Afgelopen december stroomden ze binnen. Nieuwjaarswensen, allemaal met dezelfde boodschap en in vrijwel dezelfde bewoordingen. ‘Laten we 2020 snel afschrijven en meteen doorgaan naar 2021’. Voor sommige mensen kan ik me dat helemaal voorstellen. Je zult maar een geliefde hebben verloren aan corona, nog geen trap kunnen oplopen omdat je te kortademig bent, of CEO zijn van een bedrijf in de evenementenbranche.
Maar dat geldt echt niet voor iedereen die zo’n boodschap stuurde. Vorig jaar heeft ons óók mooie dingen gebracht. Innovaties bijvoorbeeld, meer tijd met de kinderen, ruimte voor reflectie. Ik kan heel slecht tegen die teneur van negativiteit. Bovendien denk ik dat een goede leider het zich ook niet kan veroorloven. Als je als leider je schouders laat hangen, doen je medewerkers dat ook en kun je kapitalen afboeken. Jij bent degene die kansen moet zien en moet inspireren.
Toegegeven, dat gaat mij redelijk makkelijk af. Bij mij is het glas van nature halfvol. Wij hebben thuis bij de eettafel een foto van een vervallen huis ergens in Zuid-Europa. Soms vragen gasten of we daar niet neerslachtig van worden. Juist niet. Mijn vrouw en ik vinden het heerlijk om te fantaseren over hoe we dat huis zouden opknappen en inrichten. Zo gaat het altijd: als ik iets zie dat beter kan, word ik meteen actief. Of het nu een wc-rol is die verkeerd hangt (altijd met het papier van de muur af), of dienstverlening die we online moeten brengen.
Focus op invloed
Een positieve blik is meer dan een karaktertrek die af en toe goed van pas komt. Het is ook iets waar ik aan werk. Ik heb veel met het stoïcisme. Je lijdt niet door wat er gebeurt, maar door wat je daarover dénkt. Je gedachten erover zorgen voor negatieve emoties die je niet verder brengen. Daarom focus ik extreem op mijn cirkel van invloed. Kan ik iets verbeteren? Dan doe ik dat. Ligt het buiten mijn macht? Dan negeer ik het zo veel mogelijk. Dat is precies waarom ik geen nieuws kijk. Nieuws is wat afwijkt van het normale. Dat is in een prachtig land als Nederland meestal negatief.

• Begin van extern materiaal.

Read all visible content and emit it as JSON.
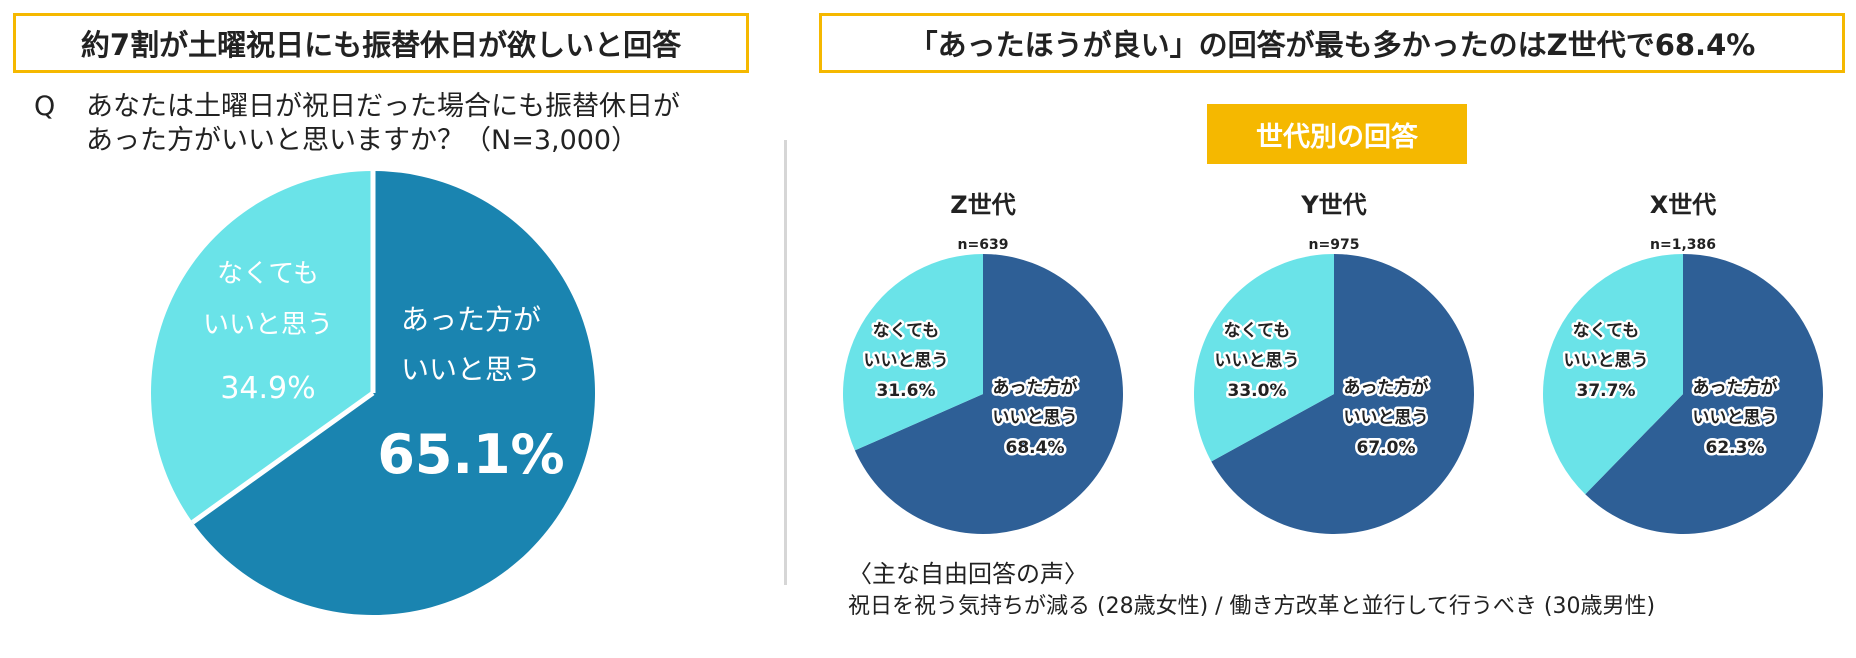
{
  "left_title": "約7割が土曜祝日にも振替休日が欲しいと回答",
  "right_title": "「あったほうが良い」の回答が最も多かったのはZ世代で68.4%",
  "question": {
    "mark": "Q",
    "line1": "あなたは土曜日が祝日だった場合にも振替休日が",
    "line2": "あった方がいいと思いますか？（N=3,000）"
  },
  "badge": "世代別の回答",
  "voices": {
    "title": "〈主な自由回答の声〉",
    "text": "祝日を祝う気持ちが減る (28歳女性) / 働き方改革と並行して行うべき (30歳男性)"
  },
  "colors": {
    "main_yes": "#1a84b0",
    "main_no": "#6ae3e8",
    "gen_yes": "#2e5f96",
    "gen_no": "#6ae3e8",
    "accent": "#f5b800"
  },
  "chart_data": [
    {
      "type": "pie",
      "slices": [
        {
          "label_lines": [
            "あった方が",
            "いいと思う"
          ],
          "value": 65.1,
          "value_text": "65.1%"
        },
        {
          "label_lines": [
            "なくても",
            "いいと思う"
          ],
          "value": 34.9,
          "value_text": "34.9%"
        }
      ]
    },
    {
      "type": "pie",
      "title": "Z世代",
      "n": "n=639",
      "slices": [
        {
          "label_lines": [
            "あった方が",
            "いいと思う"
          ],
          "value": 68.4,
          "value_text": "68.4%"
        },
        {
          "label_lines": [
            "なくても",
            "いいと思う"
          ],
          "value": 31.6,
          "value_text": "31.6%"
        }
      ]
    },
    {
      "type": "pie",
      "title": "Y世代",
      "n": "n=975",
      "slices": [
        {
          "label_lines": [
            "あった方が",
            "いいと思う"
          ],
          "value": 67.0,
          "value_text": "67.0%"
        },
        {
          "label_lines": [
            "なくても",
            "いいと思う"
          ],
          "value": 33.0,
          "value_text": "33.0%"
        }
      ]
    },
    {
      "type": "pie",
      "title": "X世代",
      "n": "n=1,386",
      "slices": [
        {
          "label_lines": [
            "あった方が",
            "いいと思う"
          ],
          "value": 62.3,
          "value_text": "62.3%"
        },
        {
          "label_lines": [
            "なくても",
            "いいと思う"
          ],
          "value": 37.7,
          "value_text": "37.7%"
        }
      ]
    }
  ]
}
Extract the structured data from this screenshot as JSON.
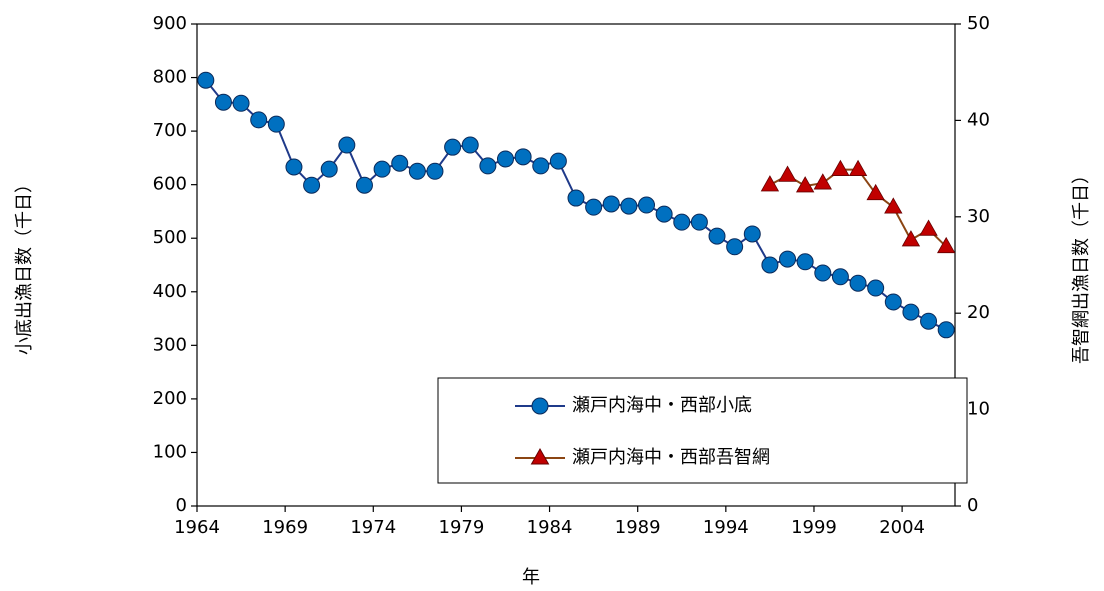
{
  "chart_data": {
    "type": "line",
    "x": [
      1964.5,
      1965.5,
      1966.5,
      1967.5,
      1968.5,
      1969.5,
      1970.5,
      1971.5,
      1972.5,
      1973.5,
      1974.5,
      1975.5,
      1976.5,
      1977.5,
      1978.5,
      1979.5,
      1980.5,
      1981.5,
      1982.5,
      1983.5,
      1984.5,
      1985.5,
      1986.5,
      1987.5,
      1988.5,
      1989.5,
      1990.5,
      1991.5,
      1992.5,
      1993.5,
      1994.5,
      1995.5,
      1996.5,
      1997.5,
      1998.5,
      1999.5,
      2000.5,
      2001.5,
      2002.5,
      2003.5,
      2004.5,
      2005.5,
      2006.5
    ],
    "series": [
      {
        "name": "瀬戸内海中・西部小底",
        "color": "#0070c0",
        "line_color": "#1f3a8a",
        "marker": "circle",
        "values": [
          795,
          754,
          752,
          721,
          713,
          633,
          599,
          629,
          674,
          599,
          629,
          640,
          625,
          625,
          670,
          674,
          635,
          648,
          652,
          635,
          644,
          575,
          558,
          564,
          560,
          562,
          545,
          530,
          530,
          504,
          484,
          508,
          450,
          461,
          456,
          435,
          428,
          416,
          407,
          381,
          362,
          345,
          329
        ]
      },
      {
        "name": "瀬戸内海中・西部吾智網",
        "color": "#c00000",
        "line_color": "#8b4513",
        "marker": "triangle",
        "axis": "y2",
        "values": [
          null,
          null,
          null,
          null,
          null,
          null,
          null,
          null,
          null,
          null,
          null,
          null,
          null,
          null,
          null,
          null,
          null,
          null,
          null,
          null,
          null,
          null,
          null,
          null,
          null,
          null,
          null,
          null,
          null,
          null,
          null,
          null,
          33.3,
          34.3,
          33.2,
          33.5,
          34.9,
          34.9,
          32.4,
          31.0,
          27.6,
          28.7,
          26.9
        ]
      }
    ],
    "xlim": [
      1964,
      2007
    ],
    "xticks": [
      1964,
      1969,
      1974,
      1979,
      1984,
      1989,
      1994,
      1999,
      2004
    ],
    "ylim": [
      0,
      900
    ],
    "yticks": [
      0,
      100,
      200,
      300,
      400,
      500,
      600,
      700,
      800,
      900
    ],
    "y2lim": [
      0,
      50
    ],
    "y2ticks": [
      0,
      10,
      20,
      30,
      40,
      50
    ],
    "x_label": "年",
    "y_label": "小底出漁日数（千日）",
    "y2_label": "吾智網出漁日数（千日）",
    "grid": false,
    "legend_position": "lower right"
  }
}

Die strategie gebruik ik ook in mijn manier van leidinggeven. Dat begint al bij de poort. Iedereen is welkom bij ons (we werken hard aan diversiteit en inclusiviteit) behalve chagrijnen. Dreigt de sfeer even te verzuren? Dan breng ik er lucht in met een grap. Er zijn collega’s die geklokt hebben dat ik niet langer dan 13 minuten achter elkaar serieus kan zijn.
Ik ben eigenlijk nooit mistroostig, maar als ik het wel ben, is het precies dáárom. Mensen denken soms dat het bij mij thuis of op mijn werk altijd allemaal maar halleluja is, omdat we vrolijk in elkaar steken en zakelijk succesvol zijn. Maar ook wij kennen onze tegenslagen en verlies. We bespreken ze elke maand tijdens ons Cultuurcafé. Er zijn genoeg medewerkers met een ernstig zieke partner of een collega met een kindje dat een stamceltransplantatie moest ondergaan. In de tuin van ons nieuwe kantoorpand liggen herdenkingsstenen voor collega’s die overleden zijn. De laatste is van december 2020: Vincent van Giffen, 36 jaar.
AFAS is geen Fake it till you make it – club. Wél kijken we graag naar wat er goed gaat. Dat is ook mijn advies aan jou. Al gaat het nog zo slecht, als je wilt dat het écht slecht gaat, moet je je schouders laten hangen. Kijk naar de lichtpuntjes. Die zijn er altijd. Het afgelopen jaar én het komende.